I met with him every other day, two hours at a time. And, to his credit, what he lacked in mathematical skill, he more than made up for in persistence. He worked diligently, if not terribly successfully, on his homework. We spent a lot of time on the basics – fractions, simple algebra, the meaning of equations. We also spent a lot of time – far, far more than I’d have liked – on how to use the [expletive regretfully deleted] graphing calculator to perform tasks that every student should know how to do with a pencil and paper.

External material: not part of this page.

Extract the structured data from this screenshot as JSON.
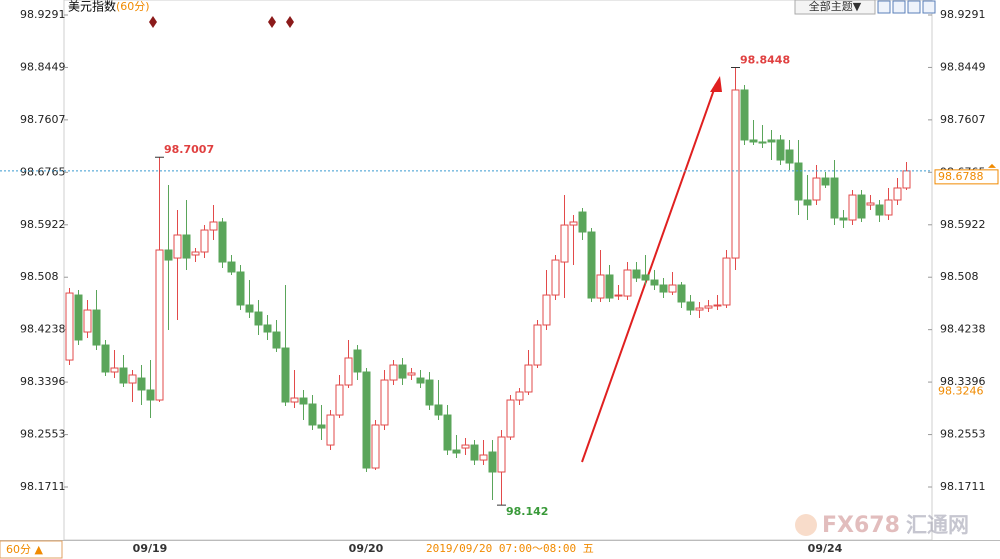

Numeracy is hugely, hugely important in a very general sense; and somehow the curriculum specialists and teachers seem to have found ways to remove basic, intuitive numeracy from students. Or at least they make it permissible for them to use calculators for so many basic operations that they don’t even realize it’s possible to be good with numbers.
And just think–we’re accomplishing this by spending more than twice as much (in inflation-adjusted dollars) per student as we did in the 70s. No wonder masses of the public believe in things like global warming and the danger of getting brain cancer from your cell phone.
Thank god for whip-cracking Asian mothers or we’d have no engineering students left in America at all.